From Commodity to Artifact

The pleasures of hindsight, of wandering around in the past, are tempered by an awareness that something has been lost. Strangely enough, it almost doesn’t matter whether what’s been lost is worth mourning.

I obviously love this Imperial to the point of obsession, but I don’t object if you’d prefer a Lincoln, a Fury, a ’91 Oldsmobile, or a bus pass. I can’t even say I would have wanted my car in 1973. I imagine myself as a sideburned ‘70s consumer, wandering a lot full of shiny Chryslers and Plymouths. An Imperial? For me? I dunno, I’m pretty cheap…What can you show me in a used Duster?

This consumer’s perspective is lost when we see a mass-produced machine that’s outlived its era.
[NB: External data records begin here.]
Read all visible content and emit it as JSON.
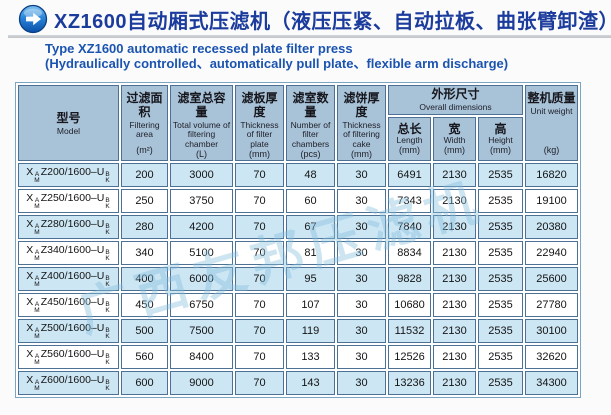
{
  "header": {
    "title_cn": "XZ1600自动厢式压滤机（液压压紧、自动拉板、曲张臂卸渣）",
    "subtitle_en_line1": "Type XZ1600 automatic recessed plate filter press",
    "subtitle_en_line2": "(Hydraulically controlled、automatically pull plate、flexible arm discharge)"
  },
  "colors": {
    "title_blue": "#1b3b9d",
    "subtitle_blue": "#1a53b0",
    "header_bg": "#a8c2d8",
    "row_blue": "#cce6f4",
    "row_white": "#ffffff",
    "grid_border": "#4d7194",
    "icon_blue": "#1976d2",
    "watermark_blue": "#89bede"
  },
  "watermark_text": "广西友邦压滤机",
  "table": {
    "columns": [
      {
        "cn": "型号",
        "en": "Model",
        "unit": ""
      },
      {
        "cn": "过滤面积",
        "en": "Filtering area",
        "unit": "(m²)"
      },
      {
        "cn": "滤室总容量",
        "en": "Total volume of filtering chamber",
        "unit": "(L)"
      },
      {
        "cn": "滤板厚度",
        "en": "Thickness of filter plate",
        "unit": "(mm)"
      },
      {
        "cn": "滤室数量",
        "en": "Number of filter chambers",
        "unit": "(pcs)"
      },
      {
        "cn": "滤饼厚度",
        "en": "Thickness of filtering cake",
        "unit": "(mm)"
      },
      {
        "cn": "整机质量",
        "en": "Unit weight",
        "unit": "(kg)"
      }
    ],
    "dims_group": {
      "cn": "外形尺寸",
      "en": "Overall dimensions",
      "sub": [
        {
          "cn": "总长",
          "en": "Length",
          "unit": "(mm)"
        },
        {
          "cn": "宽",
          "en": "Width",
          "unit": "(mm)"
        },
        {
          "cn": "高",
          "en": "Height",
          "unit": "(mm)"
        }
      ]
    },
    "model_notation": {
      "prefix": "X",
      "sup1": "A",
      "sub1": "M",
      "sup2": "B",
      "sub2": "K"
    },
    "rows": [
      {
        "model_mid": "Z200/1600–U",
        "values": [
          "200",
          "3000",
          "70",
          "48",
          "30",
          "6491",
          "2130",
          "2535",
          "16820"
        ]
      },
      {
        "model_mid": "Z250/1600–U",
        "values": [
          "250",
          "3750",
          "70",
          "60",
          "30",
          "7343",
          "2130",
          "2535",
          "19100"
        ]
      },
      {
        "model_mid": "Z280/1600–U",
        "values": [
          "280",
          "4200",
          "70",
          "67",
          "30",
          "7840",
          "2130",
          "2535",
          "20380"
        ]
      },
      {
        "model_mid": "Z340/1600–U",
        "values": [
          "340",
          "5100",
          "70",
          "81",
          "30",
          "8834",
          "2130",
          "2535",
          "22940"
        ]
      },
      {
        "model_mid": "Z400/1600–U",
        "values": [
          "400",
          "6000",
          "70",
          "95",
          "30",
          "9828",
          "2130",
          "2535",
          "25600"
        ]
      },
      {
        "model_mid": "Z450/1600–U",
        "values": [
          "450",
          "6750",
          "70",
          "107",
          "30",
          "10680",
          "2130",
          "2535",
          "27780"
        ]
      },
      {
        "model_mid": "Z500/1600–U",
        "values": [
          "500",
          "7500",
          "70",
          "119",
          "30",
          "11532",
          "2130",
          "2535",
          "30100"
        ]
      },
      {
        "model_mid": "Z560/1600–U",
        "values": [
          "560",
          "8400",
          "70",
          "133",
          "30",
          "12526",
          "2130",
          "2535",
          "32620"
        ]
      },
      {
        "model_mid": "Z600/1600–U",
        "values": [
          "600",
          "9000",
          "70",
          "143",
          "30",
          "13236",
          "2130",
          "2535",
          "34300"
        ]
      }
    ]
  }
}
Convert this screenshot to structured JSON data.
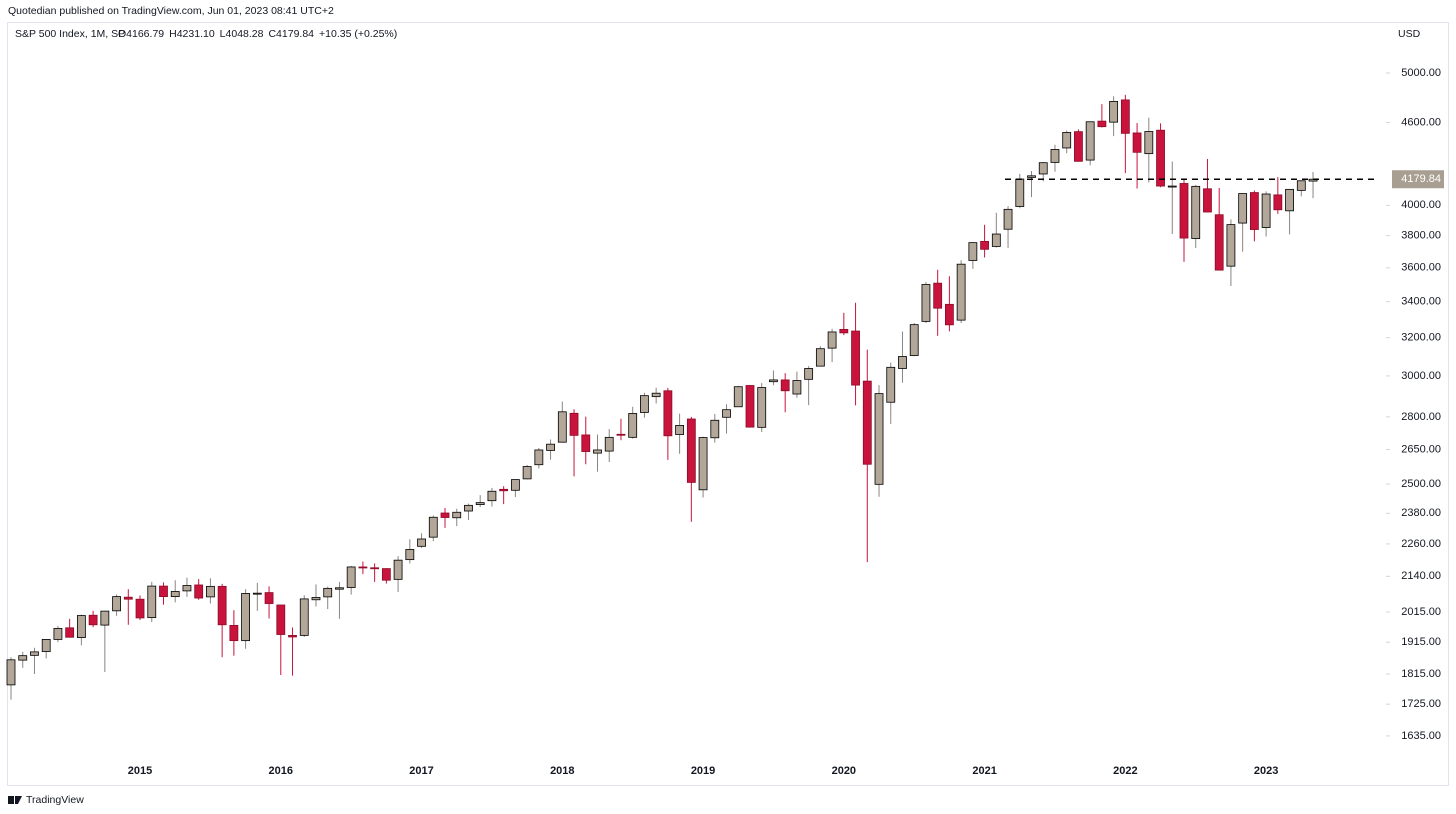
{
  "publisher": "Quotedian published on TradingView.com, Jun 01, 2023 08:41 UTC+2",
  "footer": "TradingView",
  "chart_data": {
    "type": "candlestick",
    "title": "S&P 500 Index, 1M, SP",
    "ohlc_text": [
      "O4166.79",
      "H4231.10",
      "L4048.28",
      "C4179.84",
      "+10.35 (+0.25%)"
    ],
    "currency": "USD",
    "log_scale": true,
    "up_color": "#b2a798",
    "down_color": "#c8143c",
    "hline": 4180,
    "last_price_label": "4179.84",
    "ylim": [
      1578,
      5467
    ],
    "yticks": [
      {
        "value": 1635,
        "label": "1635.00"
      },
      {
        "value": 1725,
        "label": "1725.00"
      },
      {
        "value": 1815,
        "label": "1815.00"
      },
      {
        "value": 1915,
        "label": "1915.00"
      },
      {
        "value": 2015,
        "label": "2015.00"
      },
      {
        "value": 2140,
        "label": "2140.00"
      },
      {
        "value": 2260,
        "label": "2260.00"
      },
      {
        "value": 2380,
        "label": "2380.00"
      },
      {
        "value": 2500,
        "label": "2500.00"
      },
      {
        "value": 2650,
        "label": "2650.00"
      },
      {
        "value": 2800,
        "label": "2800.00"
      },
      {
        "value": 3000,
        "label": "3000.00"
      },
      {
        "value": 3200,
        "label": "3200.00"
      },
      {
        "value": 3400,
        "label": "3400.00"
      },
      {
        "value": 3600,
        "label": "3600.00"
      },
      {
        "value": 3800,
        "label": "3800.00"
      },
      {
        "value": 4000,
        "label": "4000.00"
      },
      {
        "value": 4600,
        "label": "4600.00"
      },
      {
        "value": 5000,
        "label": "5000.00"
      }
    ],
    "categories": [
      null,
      null,
      null,
      null,
      null,
      null,
      null,
      null,
      null,
      null,
      null,
      "2015",
      null,
      null,
      null,
      null,
      null,
      null,
      null,
      null,
      null,
      null,
      null,
      "2016",
      null,
      null,
      null,
      null,
      null,
      null,
      null,
      null,
      null,
      null,
      null,
      "2017",
      null,
      null,
      null,
      null,
      null,
      null,
      null,
      null,
      null,
      null,
      null,
      "2018",
      null,
      null,
      null,
      null,
      null,
      null,
      null,
      null,
      null,
      null,
      null,
      "2019",
      null,
      null,
      null,
      null,
      null,
      null,
      null,
      null,
      null,
      null,
      null,
      "2020",
      null,
      null,
      null,
      null,
      null,
      null,
      null,
      null,
      null,
      null,
      null,
      "2021",
      null,
      null,
      null,
      null,
      null,
      null,
      null,
      null,
      null,
      null,
      null,
      "2022",
      null,
      null,
      null,
      null,
      null,
      null,
      null,
      null,
      null,
      null,
      null,
      "2023",
      null,
      null,
      null,
      null
    ],
    "open": [
      1782,
      1858,
      1873,
      1885,
      1924,
      1962,
      1930,
      2004,
      1971,
      2019,
      2066,
      2059,
      1996,
      2105,
      2068,
      2088,
      2109,
      2067,
      2104,
      1970,
      1920,
      2080,
      2082,
      2039,
      1937,
      1937,
      2057,
      2067,
      2094,
      2100,
      2174,
      2171,
      2168,
      2129,
      2201,
      2251,
      2286,
      2381,
      2362,
      2389,
      2415,
      2431,
      2478,
      2474,
      2522,
      2583,
      2646,
      2683,
      2817,
      2716,
      2634,
      2643,
      2719,
      2705,
      2821,
      2897,
      2926,
      2718,
      2790,
      2476,
      2703,
      2798,
      2848,
      2952,
      2751,
      2971,
      2980,
      2910,
      2983,
      3050,
      3144,
      3245,
      3236,
      2974,
      2499,
      2870,
      3038,
      3105,
      3289,
      3508,
      3385,
      3296,
      3645,
      3764,
      3732,
      3842,
      3992,
      4193,
      4217,
      4300,
      4406,
      4529,
      4317,
      4610,
      4602,
      4778,
      4519,
      4364,
      4540,
      4131,
      4150,
      3782,
      4113,
      3937,
      3610,
      3882,
      4087,
      3853,
      4071,
      3963,
      4102,
      4166.79
    ],
    "high": [
      1867,
      1884,
      1897,
      1925,
      1968,
      1992,
      2006,
      2019,
      2019,
      2076,
      2094,
      2072,
      2120,
      2118,
      2126,
      2135,
      2130,
      2133,
      2113,
      2021,
      2094,
      2117,
      2104,
      2039,
      1963,
      2073,
      2111,
      2103,
      2120,
      2178,
      2194,
      2187,
      2169,
      2214,
      2278,
      2301,
      2371,
      2401,
      2398,
      2419,
      2454,
      2484,
      2491,
      2520,
      2582,
      2657,
      2695,
      2873,
      2836,
      2801,
      2718,
      2743,
      2791,
      2848,
      2916,
      2941,
      2940,
      2815,
      2800,
      2708,
      2814,
      2860,
      2950,
      2955,
      2964,
      3028,
      3014,
      3022,
      3050,
      3154,
      3248,
      3337,
      3394,
      3136,
      2954,
      3068,
      3233,
      3280,
      3515,
      3588,
      3549,
      3646,
      3760,
      3871,
      3950,
      3994,
      4218,
      4238,
      4302,
      4430,
      4538,
      4546,
      4608,
      4744,
      4808,
      4819,
      4595,
      4637,
      4593,
      4307,
      4178,
      4140,
      4325,
      4119,
      3906,
      4080,
      4101,
      4095,
      4195,
      4111,
      4171,
      4231.1
    ],
    "low": [
      1738,
      1834,
      1815,
      1863,
      1915,
      1930,
      1905,
      1964,
      1821,
      2002,
      1972,
      1988,
      1981,
      2040,
      2048,
      2067,
      2057,
      2044,
      1867,
      1872,
      1894,
      2019,
      1993,
      1812,
      1810,
      1932,
      2034,
      2025,
      1992,
      2075,
      2148,
      2120,
      2114,
      2084,
      2187,
      2245,
      2271,
      2322,
      2329,
      2353,
      2405,
      2407,
      2417,
      2446,
      2520,
      2567,
      2605,
      2683,
      2533,
      2585,
      2553,
      2595,
      2692,
      2699,
      2796,
      2864,
      2604,
      2631,
      2346,
      2444,
      2681,
      2722,
      2848,
      2750,
      2729,
      2953,
      2822,
      2892,
      2856,
      3050,
      3071,
      3214,
      2855,
      2192,
      2447,
      2767,
      2966,
      3102,
      3280,
      3210,
      3234,
      3280,
      3594,
      3663,
      3725,
      3723,
      3980,
      4056,
      4165,
      4233,
      4367,
      4305,
      4279,
      4561,
      4495,
      4223,
      4115,
      4157,
      4124,
      3811,
      3636,
      3722,
      3954,
      3584,
      3491,
      3699,
      3764,
      3795,
      3943,
      3809,
      4061,
      4048.28
    ],
    "close": [
      1859,
      1872,
      1884,
      1924,
      1960,
      1931,
      2003,
      1972,
      2018,
      2068,
      2059,
      1995,
      2105,
      2068,
      2086,
      2107,
      2063,
      2104,
      1972,
      1920,
      2079,
      2080,
      2044,
      1940,
      1932,
      2060,
      2065,
      2097,
      2099,
      2174,
      2171,
      2168,
      2126,
      2199,
      2239,
      2279,
      2364,
      2363,
      2384,
      2412,
      2423,
      2470,
      2472,
      2519,
      2575,
      2648,
      2674,
      2824,
      2714,
      2641,
      2648,
      2705,
      2718,
      2816,
      2902,
      2914,
      2712,
      2760,
      2507,
      2704,
      2784,
      2834,
      2946,
      2752,
      2942,
      2980,
      2926,
      2977,
      3038,
      3141,
      3231,
      3226,
      2954,
      2585,
      2912,
      3044,
      3100,
      3271,
      3500,
      3363,
      3270,
      3622,
      3756,
      3714,
      3811,
      3973,
      4181,
      4204,
      4298,
      4395,
      4523,
      4308,
      4605,
      4567,
      4766,
      4516,
      4374,
      4530,
      4132,
      4132,
      3785,
      4130,
      3955,
      3586,
      3872,
      4080,
      3840,
      4077,
      3970,
      4109,
      4169,
      4179.84
    ]
  }
}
But that loss is our gain. The magic, the alchemy of the antique, is that an object that’s no longer a commodity turns into an artifact.

The design of an extinct automobile gains a strange power when one just appears in front of you, long after its time has gone. An Imperial’s magic worked on me, when the car and I were both 17, and it worked on the old lady who asked me out, as I rolled past her last summer.

Seeing a row of similar old cars in a museum, or at a show, or on eBay, steals back some of that magic. So does reading a long article that dissects a car’s appeal! But you’ve made it this far, so I can assume you share my weakness of being perpetually surprised by the past. And really, isn’t it a gift, a strength, to have a weakness for magic?